This post is about an interesting hypothesis. Hypotheses abound, yet few a convincing.
Half of patients with Alzheimer's disease, Parkinson's disease, or ALS have insulin resistance. Obesity and diabetes have been linked to neurodegenerative diseases like multiple sclerosis (MS), Alzheimer's (AD), and Parkinson's (PD). This means the cells of their body cannot let the glucose enter them. Glucose is the main energy source as it is converted into ATP. Glucose is for short-term (day) energy needs. Another source of energy is lipids (fat). Lipids are even more dense than glucose energy-wise.
The body needs an enormous amount of energy. With all the lipids in the body of a healthy person, you could charge two Tesla cars! The brain (a part of the CNS) needs 20% of all energy intake.

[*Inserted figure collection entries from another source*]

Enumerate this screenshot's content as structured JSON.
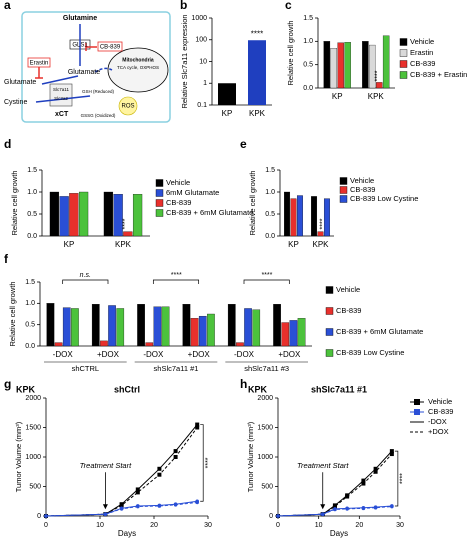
{
  "panel_labels": [
    "a",
    "b",
    "c",
    "d",
    "e",
    "f",
    "g",
    "h"
  ],
  "diagram": {
    "glutamine": "Glutamine",
    "gls1": "GLS1",
    "cb839": "CB-839",
    "erastin": "Erastin",
    "glutamate_in": "Glutamate",
    "glutamate_out": "Glutamate",
    "cystine": "Cystine",
    "xct": "xCT",
    "slc7a11": "Slc7a11",
    "slc3a2": "Slc3a2",
    "mitochondria": "Mitochondria",
    "tca": "TCA cycle, OXPHOS",
    "gsh": "GSH (Reduced)",
    "gssg": "GSSG (Oxidized)",
    "ros": "ROS"
  },
  "chart_data": [
    {
      "type": "bar",
      "ylabel": "Relative Slc7a11 expression",
      "categories": [
        "KP",
        "KPK"
      ],
      "category_colors": [
        "#000000",
        "#1f3fbf"
      ],
      "values": [
        1,
        95
      ],
      "colors": [
        "#000000",
        "#1f3fbf"
      ],
      "log_scale": true,
      "ylim": [
        0.1,
        1000
      ],
      "yticks": [
        0.1,
        1,
        10,
        100,
        1000
      ],
      "annotation": "****"
    },
    {
      "type": "grouped_bar",
      "ylabel": "Relative cell growth",
      "categories": [
        "KP",
        "KPK"
      ],
      "category_colors": [
        "#000000",
        "#1f3fbf"
      ],
      "ylim": [
        0,
        1.5
      ],
      "yticks": [
        {
          "value": 0,
          "label": "0.0"
        },
        {
          "value": 0.5,
          "label": "0.5"
        },
        {
          "value": 1,
          "label": "1.0"
        },
        {
          "value": 1.5,
          "label": "1.5"
        }
      ],
      "legend": "right",
      "annotation": "****",
      "series": [
        {
          "name": "Vehicle",
          "color": "#000000",
          "values": [
            1.0,
            1.0
          ]
        },
        {
          "name": "Erastin",
          "color": "#d9d9d9",
          "values": [
            0.85,
            0.92
          ]
        },
        {
          "name": "CB-839",
          "color": "#e8302c",
          "values": [
            0.97,
            0.12
          ]
        },
        {
          "name": "CB-839 + Erastin",
          "color": "#4cc23c",
          "values": [
            0.98,
            1.12
          ]
        }
      ]
    },
    {
      "type": "grouped_bar",
      "ylabel": "Relative cell growth",
      "categories": [
        "KP",
        "KPK"
      ],
      "category_colors": [
        "#000000",
        "#1f3fbf"
      ],
      "ylim": [
        0,
        1.5
      ],
      "yticks": [
        {
          "value": 0,
          "label": "0.0"
        },
        {
          "value": 0.5,
          "label": "0.5"
        },
        {
          "value": 1,
          "label": "1.0"
        },
        {
          "value": 1.5,
          "label": "1.5"
        }
      ],
      "legend": "right",
      "annotation": "****",
      "series": [
        {
          "name": "Vehicle",
          "color": "#000000",
          "values": [
            1.0,
            1.0
          ]
        },
        {
          "name": "6mM Glutamate",
          "color": "#2a4fd6",
          "values": [
            0.9,
            0.95
          ]
        },
        {
          "name": "CB-839",
          "color": "#e8302c",
          "values": [
            0.97,
            0.1
          ]
        },
        {
          "name": "CB-839 + 6mM Glutamate",
          "color": "#4cc23c",
          "values": [
            1.0,
            0.95
          ]
        }
      ]
    },
    {
      "type": "grouped_bar",
      "ylabel": "Relative cell growth",
      "categories": [
        "KP",
        "KPK"
      ],
      "category_colors": [
        "#000000",
        "#1f3fbf"
      ],
      "ylim": [
        0,
        1.5
      ],
      "yticks": [
        {
          "value": 0,
          "label": "0.0"
        },
        {
          "value": 0.5,
          "label": "0.5"
        },
        {
          "value": 1,
          "label": "1.0"
        },
        {
          "value": 1.5,
          "label": "1.5"
        }
      ],
      "legend": "right",
      "annotation": "****",
      "series": [
        {
          "name": "Vehicle",
          "color": "#000000",
          "values": [
            1.0,
            0.9
          ]
        },
        {
          "name": "CB-839",
          "color": "#e8302c",
          "values": [
            0.85,
            0.1
          ]
        },
        {
          "name": "CB-839 Low Cystine",
          "color": "#2a4fd6",
          "values": [
            0.92,
            0.85
          ]
        }
      ]
    },
    {
      "type": "grouped_bar",
      "ylabel": "Relative cell growth",
      "categories": [
        "-DOX",
        "+DOX",
        "-DOX",
        "+DOX",
        "-DOX",
        "+DOX"
      ],
      "groups": [
        "shCTRL",
        "shSlc7a11 #1",
        "shSlc7a11 #3"
      ],
      "annotations": [
        "n.s.",
        "****",
        "****"
      ],
      "ylim": [
        0,
        1.5
      ],
      "yticks": [
        {
          "value": 0,
          "label": "0.0"
        },
        {
          "value": 0.5,
          "label": "0.5"
        },
        {
          "value": 1,
          "label": "1.0"
        },
        {
          "value": 1.5,
          "label": "1.5"
        }
      ],
      "legend": "right",
      "series": [
        {
          "name": "Vehicle",
          "color": "#000000",
          "values": [
            1.0,
            0.98,
            0.98,
            0.98,
            0.98,
            0.98
          ]
        },
        {
          "name": "CB-839",
          "color": "#e8302c",
          "values": [
            0.08,
            0.12,
            0.08,
            0.65,
            0.08,
            0.55
          ]
        },
        {
          "name": "CB-839 + 6mM Glutamate",
          "color": "#2a4fd6",
          "values": [
            0.9,
            0.95,
            0.92,
            0.7,
            0.88,
            0.6
          ]
        },
        {
          "name": "CB-839 Low Cystine",
          "color": "#4cc23c",
          "values": [
            0.88,
            0.88,
            0.92,
            0.75,
            0.85,
            0.65
          ]
        }
      ]
    },
    {
      "type": "line",
      "title": "shCtrl",
      "model": "KPK",
      "xlabel": "Days",
      "ylabel": "Tumor Volume (mm³)",
      "annotation": "Treatment Start",
      "significance": "****",
      "x": [
        0,
        11,
        14,
        17,
        21,
        24,
        28
      ],
      "xlim": [
        0,
        30
      ],
      "xticks": [
        0,
        10,
        20,
        30
      ],
      "ylim": [
        0,
        2000
      ],
      "yticks": [
        0,
        500,
        1000,
        1500,
        2000
      ],
      "series": [
        {
          "color": "#000000",
          "dashed": false,
          "values": [
            0,
            30,
            200,
            450,
            800,
            1100,
            1550
          ]
        },
        {
          "color": "#000000",
          "dashed": true,
          "values": [
            0,
            30,
            180,
            400,
            700,
            1000,
            1500
          ]
        },
        {
          "color": "#2a4fd6",
          "dashed": false,
          "values": [
            0,
            30,
            130,
            170,
            180,
            200,
            250
          ]
        },
        {
          "color": "#2a4fd6",
          "dashed": true,
          "values": [
            0,
            30,
            120,
            160,
            170,
            190,
            230
          ]
        }
      ]
    },
    {
      "type": "line",
      "title": "shSlc7a11 #1",
      "model": "KPK",
      "xlabel": "Days",
      "ylabel": "Tumor Volume (mm³)",
      "annotation": "Treatment Start",
      "significance": "****",
      "x": [
        0,
        11,
        14,
        17,
        21,
        24,
        28
      ],
      "xlim": [
        0,
        30
      ],
      "xticks": [
        0,
        10,
        20,
        30
      ],
      "ylim": [
        0,
        2000
      ],
      "yticks": [
        0,
        500,
        1000,
        1500,
        2000
      ],
      "legend": [
        {
          "label": "Vehicle",
          "color": "#000000",
          "dashed": false,
          "swatch": true
        },
        {
          "label": "CB-839",
          "color": "#2a4fd6",
          "dashed": false,
          "swatch": true
        },
        {
          "label": "-DOX",
          "color": "#000000",
          "dashed": false,
          "swatch": false
        },
        {
          "label": "+DOX",
          "color": "#000000",
          "dashed": true,
          "swatch": false
        }
      ],
      "series": [
        {
          "color": "#000000",
          "dashed": false,
          "values": [
            0,
            30,
            180,
            350,
            600,
            800,
            1100
          ]
        },
        {
          "color": "#000000",
          "dashed": true,
          "values": [
            0,
            30,
            160,
            330,
            550,
            750,
            1050
          ]
        },
        {
          "color": "#2a4fd6",
          "dashed": false,
          "values": [
            0,
            30,
            120,
            130,
            140,
            150,
            170
          ]
        },
        {
          "color": "#2a4fd6",
          "dashed": true,
          "values": [
            0,
            30,
            110,
            120,
            130,
            140,
            160
          ]
        }
      ]
    }
  ]
}
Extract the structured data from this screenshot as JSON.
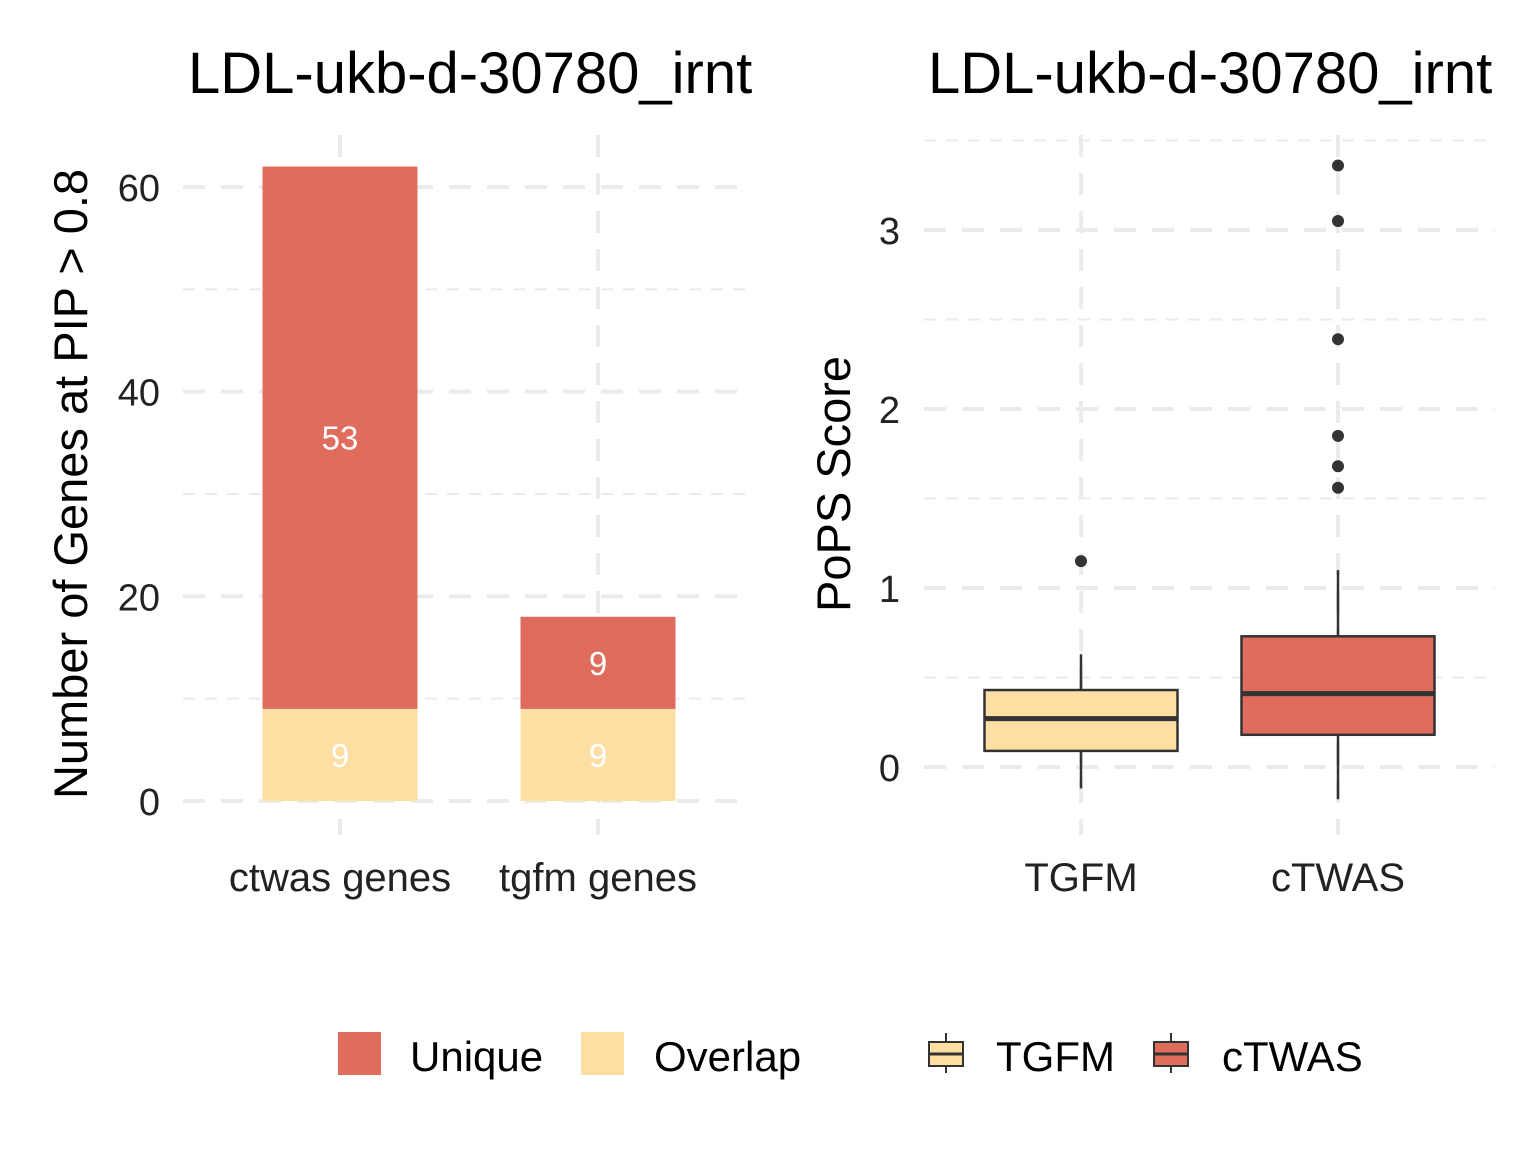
{
  "colors": {
    "unique": "#E06C5D",
    "overlap": "#FEDFA3",
    "tgfm": "#FEDFA3",
    "ctwas": "#E06C5D",
    "box_line": "#333333",
    "grid": "#EBEBEB",
    "text": "#000000"
  },
  "chart_data": [
    {
      "type": "bar",
      "stacked": true,
      "title": "LDL-ukb-d-30780_irnt",
      "xlabel": "",
      "ylabel": "Number of Genes at PIP > 0.8",
      "categories": [
        "ctwas genes",
        "tgfm genes"
      ],
      "series": [
        {
          "name": "Overlap",
          "values": [
            9,
            9
          ],
          "labels": [
            "9",
            "9"
          ]
        },
        {
          "name": "Unique",
          "values": [
            53,
            9
          ],
          "labels": [
            "53",
            "9"
          ]
        }
      ],
      "ylim": [
        0,
        64
      ],
      "yticks": [
        0,
        20,
        40,
        60
      ],
      "ytick_labels": [
        "0",
        "20",
        "40",
        "60"
      ],
      "grid": true,
      "legend": {
        "position": "bottom",
        "entries": [
          "Unique",
          "Overlap"
        ]
      }
    },
    {
      "type": "box",
      "title": "LDL-ukb-d-30780_irnt",
      "xlabel": "",
      "ylabel": "PoPS Score",
      "categories": [
        "TGFM",
        "cTWAS"
      ],
      "boxes": [
        {
          "name": "TGFM",
          "whisker_low": -0.12,
          "q1": 0.09,
          "median": 0.27,
          "q3": 0.43,
          "whisker_high": 0.63,
          "outliers": [
            1.15
          ]
        },
        {
          "name": "cTWAS",
          "whisker_low": -0.18,
          "q1": 0.18,
          "median": 0.41,
          "q3": 0.73,
          "whisker_high": 1.1,
          "outliers": [
            1.56,
            1.68,
            1.85,
            2.39,
            3.05,
            3.36
          ]
        }
      ],
      "ylim": [
        -0.35,
        3.53
      ],
      "yticks": [
        0,
        1,
        2,
        3
      ],
      "ytick_labels": [
        "0",
        "1",
        "2",
        "3"
      ],
      "grid": true,
      "legend": {
        "position": "bottom",
        "entries": [
          "TGFM",
          "cTWAS"
        ]
      }
    }
  ]
}
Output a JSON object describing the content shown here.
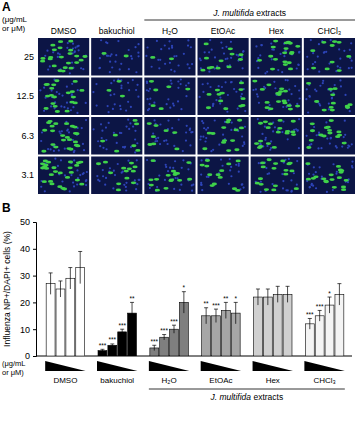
{
  "panel_a": {
    "letter": "A",
    "unit_label": "(μg/mL or μM)",
    "row_labels": [
      25,
      12.5,
      6.3,
      3.1
    ],
    "column_labels": [
      "DMSO",
      "bakuchiol",
      "H₂O",
      "EtOAc",
      "Hex",
      "CHCl₃"
    ],
    "group_label": "J. multifida extracts"
  },
  "chart_data": {
    "type": "bar",
    "panel_label": "B",
    "y_label": "Influenza NP+/DAPI+ cells (%)",
    "x_label": "(μg/mL or μM)",
    "group_label": "J. multifida extracts",
    "ylim": [
      0,
      50
    ],
    "yticks": [
      0,
      10,
      20,
      30,
      40,
      50
    ],
    "grid": false,
    "groups": [
      {
        "name": "DMSO",
        "color": "#ffffff",
        "values": [
          27,
          25,
          29,
          33
        ],
        "errors": [
          4,
          3,
          4,
          6
        ],
        "stars": [
          null,
          null,
          null,
          null
        ]
      },
      {
        "name": "bakuchiol",
        "color": "#000000",
        "values": [
          2,
          4,
          9,
          16
        ],
        "errors": [
          0.5,
          0.5,
          1,
          4
        ],
        "stars": [
          "***",
          "***",
          "***",
          "**"
        ]
      },
      {
        "name": "H₂O",
        "color": "#7f7f7f",
        "values": [
          3,
          7,
          10,
          20
        ],
        "errors": [
          1,
          1,
          1.5,
          4
        ],
        "stars": [
          "***",
          "***",
          "***",
          "*"
        ]
      },
      {
        "name": "EtOAc",
        "color": "#a6a6a6",
        "values": [
          15,
          15,
          17,
          16
        ],
        "errors": [
          3,
          2.5,
          3,
          4
        ],
        "stars": [
          "**",
          "***",
          "**",
          "*"
        ]
      },
      {
        "name": "Hex",
        "color": "#d0d0d0",
        "values": [
          22,
          22,
          23,
          23
        ],
        "errors": [
          3,
          3,
          3,
          3
        ],
        "stars": [
          null,
          null,
          null,
          null
        ]
      },
      {
        "name": "CHCl₃",
        "color": "#f4f4f4",
        "values": [
          12,
          15,
          19,
          23
        ],
        "errors": [
          2,
          2,
          3,
          4
        ],
        "stars": [
          "***",
          "***",
          "*",
          null
        ]
      }
    ]
  }
}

A new paper argues that cells shift their metabolism from glucose to lipids under stressors.
It tells that one notable distinction between glucose and lipid metabolism is in the quantity of oxygen required to generate each ATP molecule. Lipid metabolism needs two times more oxygen than glucose metabolism. The result is two times more damaging ROS (a by-product of metabolism).
Studies have shown that oxidative stress and endoplasmic reticulum stress are correlated and can lead to protein misfolding (Abramov et al., 2020). Accumulation of misfolded proteins causes cellular damage and mitochondrial dysfunction and is associated with a range of neurodegenerative diseases, including ALS (misfolded SOD1, TDP-43, C9orf72) (McAlary et al., 2020), Parkinson's disease (misfolded α-synuclein) and Alzheimer disease (misfolded Aβ and Tau) (Abramov et al., 2020).
It explains also the accumulation of iron in patients' brains: To transport oxygen the blood cells need iron, and as the glucose in the blood is not absorbed in cells, it induces a change in microbiota.
It's also well known that SCFAs (including butyrate) have a positive effect on neurodegenerative diseases by their action on microbiota. SCFAs help to restore glucose as the preferred energy substrate. Authors say there are other means to restore glucose as the main source of energy.
What to think about this paper? First, some authors belong to a biotech so we can expect they want to promote their drug: Mitometin. Second, this is a review, this is not even a pre-clinical study, yet some of the authors were involved in pre-clinical studies on this topic. Other groups have written on this topic. What to make of this? Acetyl-CoA carboxylase might be of interest as they produce malonyl-CoA which inhibits the CPT1 gene that regulates lipid metabolism. B7 vitamin is known to convert acetyl-CoA to malonyl-CoA for fatty acid synthesis.